Tonight's feature film was chosen based on an online exchange with some folks about the dumbing down of practically everything. One person suggested that the movie "Idiocracy" should be viewed more as a cautionary science fiction tale than a "Porky's"-like farce. Having never even heard of "Idiocracy" it went to the front of the Netflix queue.
The opening shots of mountains of rubbish taller than buildings reminded me of the opening shots in "WALL-E". I know WALL-E. WALL-E was a friendly little movie. And Idiocracy is no WALL-E.
Both movies have a protagonist that is "not one of us". In both movies, tender sprouts play a major role. In both movies, humans have gone soft.
In WALL-E, humans play a supporting role to the robots and machines. It makes watching the movie much easier because we identify with the robots more than the humans. We can pity the humans for what they allowed themselves to become.
In being a comedy, Idiocracy makes it difficult to pity the humans. It's difficult to feel any connection with the humans because humans are the story.

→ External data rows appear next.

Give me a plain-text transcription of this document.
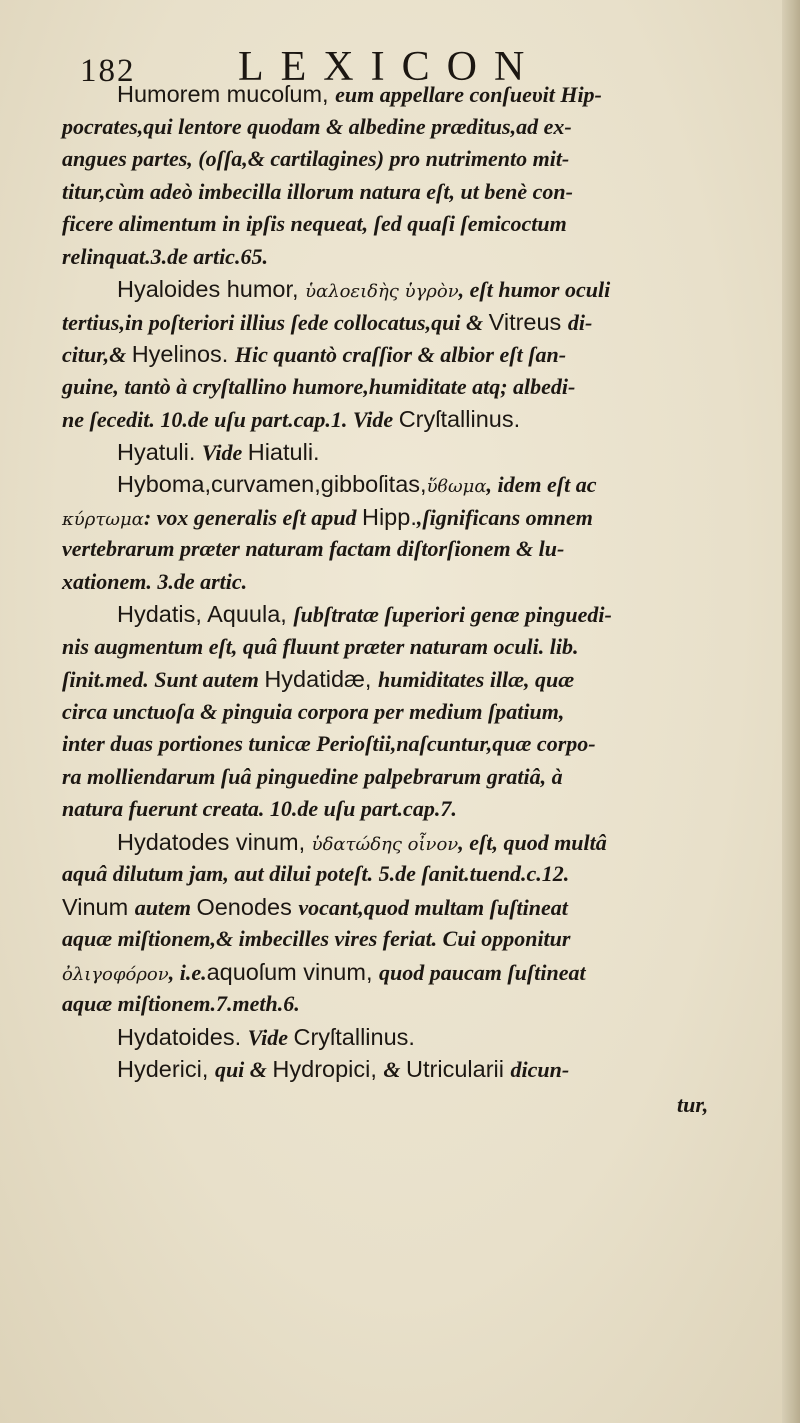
182	LEXICON
Humorem mucoſum, eum appellare conſueυit Hip-
pocrates,qui lentore quodam & albedine præditus,ad ex-
angues partes, (oſſa,& cartilagines) pro nutrimento mit-
titur,cùm adeò imbecilla illorum natura eſt, ut benè con-
ficere alimentum in ipſis nequeat, ſed quaſi ſemicoctum
relinquat.3.de artic.65.
Hyaloides humor, ὑαλοειδὴς ὑγρὸν, eſt humor oculi
tertius,in poſteriori illius ſede collocatus,qui & Vitreus di-
citur,& Hyelinos. Hic quantò craſſior & albior eſt ſan-
guine, tantò à cryſtallino humore,humiditate atq; albedi-
ne ſecedit. 10.de uſu part.cap.1. Vide Cryſtallinus.
Hyatuli. Vide Hiatuli.
Hyboma,curvamen,gibboſitas,ὕϐωμα, idem eſt ac
κύρτωμα: vox generalis eſt apud Hipp.,ſignificans omnem
vertebrarum præter naturam factam diſtorſionem & lu-
xationem. 3.de artic.
Hydatis, Aquula, ſubſtratæ ſuperiori genæ pinguedi-
nis augmentum eſt, quâ fluunt præter naturam oculi. lib.
ſinit.med. Sunt autem Hydatidæ, humiditates illæ, quæ
circa unctuoſa & pinguia corpora per medium ſpatium,
inter duas portiones tunicæ Perioſtii,naſcuntur,quæ corpo-
ra molliendarum ſuâ pinguedine palpebrarum gratiâ, à
natura fuerunt creata. 10.de uſu part.cap.7.
Hydatodes vinum, ὑδατώδης οἶνον, eſt, quod multâ
aquâ dilutum jam, aut dilui poteſt. 5.de ſanit.tuend.c.12.
Vinum autem Oenodes vocant,quod multam ſuſtineat
aquæ miſtionem,& imbecilles vires feriat. Cui opponitur
ὀλιγοφόρον, i.e.aquoſum vinum, quod paucam ſuſtineat
aquæ miſtionem.7.meth.6.
Hydatoides. Vide Cryſtallinus.
Hyderici, qui & Hydropici, & Utricularii dicun-
tur,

We're left to wonder if too many episodes of Beavis and Butthead accelerated the decline of humans in the movie. Ironic, when you remember that Idiocracy was brought to us by the same creative team behind Beavis and Butthead.
Like a rubber-necker who can't turn away from the sight of a horrific and deadly crash scene, my eyes were glued to the screen until the after-credits scene. My mouth may have been hanging open due to the badness (and not in a good sense) of the movie. Afterwards it felt like I needed a shower. And not just to shower off the dirt. A mental shower to help wash out the trash and replenish some modicum of intelligence.
My brain cells were begging for "American Masters", a good ballet, or Harry Connick Jr. singing old standards. When did being smart or liking ballet and opera become a joke? Does knowing O Fortuna at the first two notes make me an elitist? If so, send me to Siberia or put me to work in the rice patties.